Community leaders say the next decade will be a "challenging period" as the twin reactors take shape.

The influx of construction workers will roughly double the size of the town's working-age population, and those living on campus just outside the town are expected to shop and socialise locally.

Following the decision to grant a Development Consent Order for the Sizewell C nuclear power station by the secretary of state for the Department of Business, Energy and Industrial Strategy, chairman of Leiston-cum-Sizewell Town Council, John Last BEM spoke of the impact on the local community.

East Anglian Daily Times: Leiston Town Council chairman John Last. Picture: JOHN LASTLeiston Town Council chairman John Last. Picture: JOHN LAST (Image: JOHN LAST)

He said: "Today's decision will prompt a mixed reaction within our community. There is undoubtedly disappointment for some, who have campaigned long and hard against this project. For others, it will be seen as offering opportunities for the local economy, education and employment.

"Leiston-cum-Sizewell Town Council now remains totally focused on achieving the best outcome for this community with the least disruption and impact on quality of life. As the parish hosting the new nuclear plant, we need to be ready to adequately represent our town through this challenging period in Leiston's history.

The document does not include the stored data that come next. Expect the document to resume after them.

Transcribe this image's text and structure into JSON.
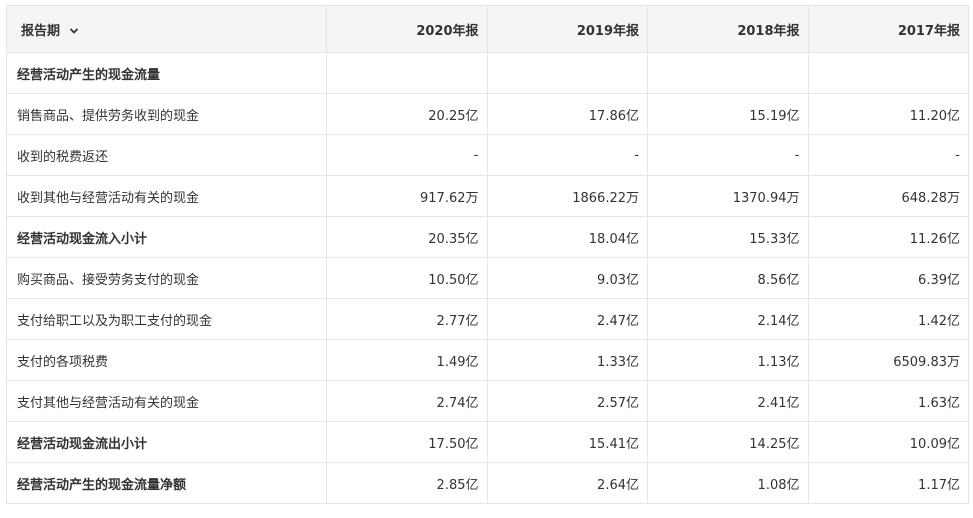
{
  "header": {
    "period_label": "报告期",
    "years": [
      "2020年报",
      "2019年报",
      "2018年报",
      "2017年报"
    ]
  },
  "rows": [
    {
      "label": "经营活动产生的现金流量",
      "bold": true,
      "values": [
        "",
        "",
        "",
        ""
      ]
    },
    {
      "label": "销售商品、提供劳务收到的现金",
      "bold": false,
      "values": [
        "20.25亿",
        "17.86亿",
        "15.19亿",
        "11.20亿"
      ]
    },
    {
      "label": "收到的税费返还",
      "bold": false,
      "values": [
        "-",
        "-",
        "-",
        "-"
      ]
    },
    {
      "label": "收到其他与经营活动有关的现金",
      "bold": false,
      "values": [
        "917.62万",
        "1866.22万",
        "1370.94万",
        "648.28万"
      ]
    },
    {
      "label": "经营活动现金流入小计",
      "bold": true,
      "values": [
        "20.35亿",
        "18.04亿",
        "15.33亿",
        "11.26亿"
      ]
    },
    {
      "label": "购买商品、接受劳务支付的现金",
      "bold": false,
      "values": [
        "10.50亿",
        "9.03亿",
        "8.56亿",
        "6.39亿"
      ]
    },
    {
      "label": "支付给职工以及为职工支付的现金",
      "bold": false,
      "values": [
        "2.77亿",
        "2.47亿",
        "2.14亿",
        "1.42亿"
      ]
    },
    {
      "label": "支付的各项税费",
      "bold": false,
      "values": [
        "1.49亿",
        "1.33亿",
        "1.13亿",
        "6509.83万"
      ]
    },
    {
      "label": "支付其他与经营活动有关的现金",
      "bold": false,
      "values": [
        "2.74亿",
        "2.57亿",
        "2.41亿",
        "1.63亿"
      ]
    },
    {
      "label": "经营活动现金流出小计",
      "bold": true,
      "values": [
        "17.50亿",
        "15.41亿",
        "14.25亿",
        "10.09亿"
      ]
    },
    {
      "label": "经营活动产生的现金流量净额",
      "bold": true,
      "values": [
        "2.85亿",
        "2.64亿",
        "1.08亿",
        "1.17亿"
      ]
    }
  ]
}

And we need our residents to be assured that we will do our very best."

The town council has acknowledged the potential economic and educational benefits created by the site over the 12-year construction period.

However, it has also expressed its concerns over the challenges facing the town during this time, including the dangers posed to its Area of Outstanding Natural Beauty.

While the levels of light and pollution emitted by Sizewell B are currently low, councillors say there is "no doubt" that noise will increase and air quality will worsen while the new plant is being built and the construction site slowly recovers.

Mr Last added: "The council's relationship with the developer to date has been a good one and we will continue the dialogue throughout. Once construction begins, this relationship needs to strengthen even more, as there will no doubt be challenges to overcome.

"Therefore, we must work with the district and county council and strengthen the relationship further with the developer to ensure we overcome these challenges."